Sebut Dugaan Korupsi RS Adam Malik, Kejati Sumut Minta PMPK Harus Barengi Alat Bukti


www.medanmendai.com, Medan - Pengunjukrasa yang mengatasnamakan diri sebagai Persatuan Masyarakat Pemberantas Korupsi Sumatera Utara (PMPK Sumut) menyuarakan adanya dugaan korupsi pengadaan proyek perbekalan farmasi di RSUP H Adam Malik, Medan tahun 2014.

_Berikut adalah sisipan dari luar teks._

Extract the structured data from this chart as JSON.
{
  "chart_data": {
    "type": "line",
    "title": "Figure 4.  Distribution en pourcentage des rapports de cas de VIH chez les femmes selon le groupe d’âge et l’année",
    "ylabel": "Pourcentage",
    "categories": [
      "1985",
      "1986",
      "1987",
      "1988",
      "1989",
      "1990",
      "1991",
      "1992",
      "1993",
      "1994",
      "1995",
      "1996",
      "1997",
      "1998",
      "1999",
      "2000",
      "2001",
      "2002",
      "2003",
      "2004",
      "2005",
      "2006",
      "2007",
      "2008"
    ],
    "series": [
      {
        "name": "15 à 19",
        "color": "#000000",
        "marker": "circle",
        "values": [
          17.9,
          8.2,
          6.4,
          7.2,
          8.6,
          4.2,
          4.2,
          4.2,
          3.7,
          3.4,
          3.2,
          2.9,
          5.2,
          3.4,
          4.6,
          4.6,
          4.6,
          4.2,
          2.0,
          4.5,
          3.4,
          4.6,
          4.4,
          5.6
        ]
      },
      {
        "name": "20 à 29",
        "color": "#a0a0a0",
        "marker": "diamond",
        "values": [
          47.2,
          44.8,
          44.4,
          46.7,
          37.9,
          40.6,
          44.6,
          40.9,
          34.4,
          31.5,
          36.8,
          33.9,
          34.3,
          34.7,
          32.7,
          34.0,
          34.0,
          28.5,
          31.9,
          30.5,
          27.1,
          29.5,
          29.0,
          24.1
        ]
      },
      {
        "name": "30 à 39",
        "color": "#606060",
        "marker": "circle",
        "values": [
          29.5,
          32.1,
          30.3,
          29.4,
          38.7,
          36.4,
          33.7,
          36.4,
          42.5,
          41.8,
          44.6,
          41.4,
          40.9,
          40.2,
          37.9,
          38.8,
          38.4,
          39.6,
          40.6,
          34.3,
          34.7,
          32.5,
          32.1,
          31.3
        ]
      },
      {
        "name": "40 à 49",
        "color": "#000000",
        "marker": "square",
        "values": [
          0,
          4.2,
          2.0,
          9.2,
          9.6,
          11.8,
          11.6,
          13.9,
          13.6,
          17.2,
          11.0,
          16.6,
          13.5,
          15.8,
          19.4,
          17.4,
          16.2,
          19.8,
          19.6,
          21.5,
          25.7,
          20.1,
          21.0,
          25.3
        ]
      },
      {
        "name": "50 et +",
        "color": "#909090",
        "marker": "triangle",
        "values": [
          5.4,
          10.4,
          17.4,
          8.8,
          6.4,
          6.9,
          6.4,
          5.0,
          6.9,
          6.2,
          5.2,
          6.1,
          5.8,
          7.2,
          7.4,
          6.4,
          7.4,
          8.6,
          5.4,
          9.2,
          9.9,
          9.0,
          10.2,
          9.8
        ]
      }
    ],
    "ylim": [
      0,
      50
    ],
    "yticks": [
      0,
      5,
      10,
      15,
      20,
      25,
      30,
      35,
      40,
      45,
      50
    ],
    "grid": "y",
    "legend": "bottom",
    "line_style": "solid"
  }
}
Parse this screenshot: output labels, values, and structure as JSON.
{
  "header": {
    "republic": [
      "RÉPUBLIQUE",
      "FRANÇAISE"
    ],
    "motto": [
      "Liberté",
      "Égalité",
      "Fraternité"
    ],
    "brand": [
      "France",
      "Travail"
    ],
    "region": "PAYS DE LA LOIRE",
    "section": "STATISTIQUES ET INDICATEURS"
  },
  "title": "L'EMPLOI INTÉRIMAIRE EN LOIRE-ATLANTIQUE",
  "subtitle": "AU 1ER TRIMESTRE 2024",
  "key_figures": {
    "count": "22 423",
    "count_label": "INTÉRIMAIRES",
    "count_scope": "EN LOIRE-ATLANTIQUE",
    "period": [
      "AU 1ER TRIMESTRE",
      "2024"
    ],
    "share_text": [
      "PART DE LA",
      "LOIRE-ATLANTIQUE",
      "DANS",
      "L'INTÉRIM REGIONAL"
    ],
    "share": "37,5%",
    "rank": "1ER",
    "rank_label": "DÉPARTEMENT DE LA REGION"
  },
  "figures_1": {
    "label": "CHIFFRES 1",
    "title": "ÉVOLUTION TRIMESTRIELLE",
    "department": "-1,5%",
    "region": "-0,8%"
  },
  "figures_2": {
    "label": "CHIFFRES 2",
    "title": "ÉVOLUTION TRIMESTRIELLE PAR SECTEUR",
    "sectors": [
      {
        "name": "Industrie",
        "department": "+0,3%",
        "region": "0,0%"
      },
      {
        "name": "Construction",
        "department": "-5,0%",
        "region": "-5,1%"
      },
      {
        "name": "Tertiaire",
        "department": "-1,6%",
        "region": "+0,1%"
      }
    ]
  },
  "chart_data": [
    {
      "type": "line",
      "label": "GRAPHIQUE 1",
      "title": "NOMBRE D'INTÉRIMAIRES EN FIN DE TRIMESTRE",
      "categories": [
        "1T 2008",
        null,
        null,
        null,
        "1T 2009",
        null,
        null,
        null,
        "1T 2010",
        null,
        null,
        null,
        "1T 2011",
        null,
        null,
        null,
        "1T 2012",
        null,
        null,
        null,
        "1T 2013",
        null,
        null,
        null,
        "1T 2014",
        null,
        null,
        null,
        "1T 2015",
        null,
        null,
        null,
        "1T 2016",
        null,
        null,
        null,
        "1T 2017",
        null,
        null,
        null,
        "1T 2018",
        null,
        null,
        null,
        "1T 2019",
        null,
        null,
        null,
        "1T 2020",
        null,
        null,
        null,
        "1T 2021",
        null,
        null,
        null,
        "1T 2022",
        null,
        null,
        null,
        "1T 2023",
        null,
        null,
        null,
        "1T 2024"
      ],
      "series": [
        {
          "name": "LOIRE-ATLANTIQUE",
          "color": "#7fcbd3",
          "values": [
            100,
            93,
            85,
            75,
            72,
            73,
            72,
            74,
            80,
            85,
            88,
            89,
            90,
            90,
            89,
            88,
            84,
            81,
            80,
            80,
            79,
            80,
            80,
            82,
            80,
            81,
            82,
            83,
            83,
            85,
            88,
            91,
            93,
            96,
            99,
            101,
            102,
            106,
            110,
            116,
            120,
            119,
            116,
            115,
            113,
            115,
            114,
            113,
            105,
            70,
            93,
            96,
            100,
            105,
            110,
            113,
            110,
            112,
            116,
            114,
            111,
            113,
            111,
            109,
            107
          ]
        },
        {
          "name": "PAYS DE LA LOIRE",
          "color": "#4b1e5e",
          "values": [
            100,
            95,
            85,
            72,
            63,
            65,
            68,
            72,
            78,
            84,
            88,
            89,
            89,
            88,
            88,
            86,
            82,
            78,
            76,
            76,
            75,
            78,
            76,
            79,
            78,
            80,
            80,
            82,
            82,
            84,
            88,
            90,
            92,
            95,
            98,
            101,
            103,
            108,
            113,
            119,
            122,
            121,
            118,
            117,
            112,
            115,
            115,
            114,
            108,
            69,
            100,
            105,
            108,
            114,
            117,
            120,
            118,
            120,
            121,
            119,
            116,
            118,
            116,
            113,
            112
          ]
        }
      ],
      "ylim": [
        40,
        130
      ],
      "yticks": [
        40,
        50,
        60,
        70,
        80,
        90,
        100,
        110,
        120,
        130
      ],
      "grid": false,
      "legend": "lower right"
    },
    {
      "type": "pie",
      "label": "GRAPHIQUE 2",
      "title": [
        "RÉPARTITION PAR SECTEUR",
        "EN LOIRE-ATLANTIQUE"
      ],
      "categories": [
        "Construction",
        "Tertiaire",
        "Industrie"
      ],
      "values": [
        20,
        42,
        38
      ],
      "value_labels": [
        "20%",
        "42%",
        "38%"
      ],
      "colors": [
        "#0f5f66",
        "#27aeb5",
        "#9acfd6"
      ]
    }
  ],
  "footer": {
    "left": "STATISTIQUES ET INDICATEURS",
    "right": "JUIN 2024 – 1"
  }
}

Unjukrasa ini telah berlansung tiga pekan berturut-turut. Namun, Kejati Sumut lagi-lagi menyebut, aspirasi tersebut telah disampaikan ke Kepala Kejaksaan Tinggi (Kajati) Sumut Bambang Sugeng Roekmono.

Lantas PMPK menanyakan perihal jawaban dari orang nomor satu di Korps Adhyaksa tersebut tentang adanya konspirasi pemenang lelang yakni PT Rajawali Nusindo tahun 2014 nilai anggaran Rp 17,9 miliar.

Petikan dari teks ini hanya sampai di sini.